Events taking place at our ESL school

CultureWorks students will be beginning a new term or joining the classes for the first time in London, Ont., or Ottawa.

Wednesday, Sept. 5. No problem.

But what happened in August?

Well, some were packing their bags and leaving their homes in sites far away, getting prepared to come to Canada for the first time.

Others were making certain they graduate from CultureWorks so that they could enter university, either down the street or in another Canadian city.

And some, unfortunately, were heading home to Saudi Arabia.

(More on that in next week’s blog as we look at the recall, along with the tale of one CultureWorks student who managed to stay in Canada).

Meanwhile, last day each term for CultureWorks students includes the delightful poster presentations, where Level 6 and Level 7 two-person teams show off the results of their eight weeks of work.

A closer look at the poster presentations and Independent Study class

Wednesday, Aug. 15. Let’s get started.

In the morning, teachers, moderators and even the CW management wandered through to gaze at pieces of work that seem out of this world in the degree of talent required.

CultureWorks teacher Karen Preston headed up this term’s version of what is known as the Independent Study class at our ESL school.

Karen said the focus of the program is to let the students select a project they are interested in and “run with it” from beginning to end.

“They start Week 1. They are putting together an idea, working with their partner if they have one, perhaps doing a bit of background research,” Karen said.

“By second or third week, they have put together a project proposal where they have to put all their ideas together, look to see how they might put together a project and depending on what level, they will have to present that information in one way or another, either just to the teacher or to the teacher and other classmates to give them feedback and further ideas.

“And they continue to build from there to Week 8 when they actually present their entire project to everyone.”

All sounds simple? No, not really.

Corina and Yiding share their poster presentation project

Corina and Yiding, both in their graduating term, took on a tremendously interesting subject in which the legal and trading name was MC-Dicer. It is an application software that is designed to solve “people’s small decisions that are difficult to make in life.”

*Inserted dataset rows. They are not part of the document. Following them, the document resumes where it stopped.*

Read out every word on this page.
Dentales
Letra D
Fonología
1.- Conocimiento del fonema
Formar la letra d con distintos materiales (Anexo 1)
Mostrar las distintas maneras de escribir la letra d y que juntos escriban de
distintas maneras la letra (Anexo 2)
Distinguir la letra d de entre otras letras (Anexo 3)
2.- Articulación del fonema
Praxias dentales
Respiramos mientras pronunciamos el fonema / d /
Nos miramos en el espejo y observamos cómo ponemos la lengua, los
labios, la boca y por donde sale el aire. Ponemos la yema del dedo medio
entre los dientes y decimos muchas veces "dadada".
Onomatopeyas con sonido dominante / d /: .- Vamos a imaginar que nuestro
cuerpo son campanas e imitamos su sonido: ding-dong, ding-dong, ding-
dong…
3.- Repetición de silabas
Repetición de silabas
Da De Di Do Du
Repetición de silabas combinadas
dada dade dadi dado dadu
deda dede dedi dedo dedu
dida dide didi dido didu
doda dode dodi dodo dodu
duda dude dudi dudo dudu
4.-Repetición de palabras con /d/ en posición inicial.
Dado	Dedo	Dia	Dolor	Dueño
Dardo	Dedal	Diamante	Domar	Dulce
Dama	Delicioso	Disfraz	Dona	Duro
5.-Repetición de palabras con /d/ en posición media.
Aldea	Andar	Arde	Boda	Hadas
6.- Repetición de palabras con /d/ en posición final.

Whew, sound tough? That would be true.

“At first, I think it’s a important topic,” Yiding said. “Because it’s a normal situation in our life and we have to face the situation in decisiveness every day, every time in our life. Like what kind of clothes do I have to wear? I prefer Chinese food or Korean food for my lunch? On and on.”

Yiding and Corina designed an app for their Independent Study class
Yiding and Corina designed an app for their Independent Study class

Why choose this subject?

“Because we think it’s an interesting topic and Yiding agreed with me,” Corina said. “At first, we just think it’s interesting and second because we just think that way works for us, so we wanted to make it more professional. We wanted to create an app and we will create more games.”

Yiding and Corina’s poster presentation
Yiding and Corina’s poster presentation

Karen said the effort put forward by such students as Corina and Yiding is noted each term.

“I love how much effort they put into it when they have something that they want to work on, that it’s not us assigning a textbook page or us giving them a topic to work on,” Karen said.

“They are choosing something that they find interesting and then they tend to put more energy into that and want to share and are proud of what they are sharing on this day.”

Corina and Yiding talk about their experience with the CultureWorks ESL program

At the end of the morning presentations and before awards were handed out and the cake consumed, Corina and Yiding took time out to talk big picture about the CultureWorks ESL program. Both are entering King’s University College in September.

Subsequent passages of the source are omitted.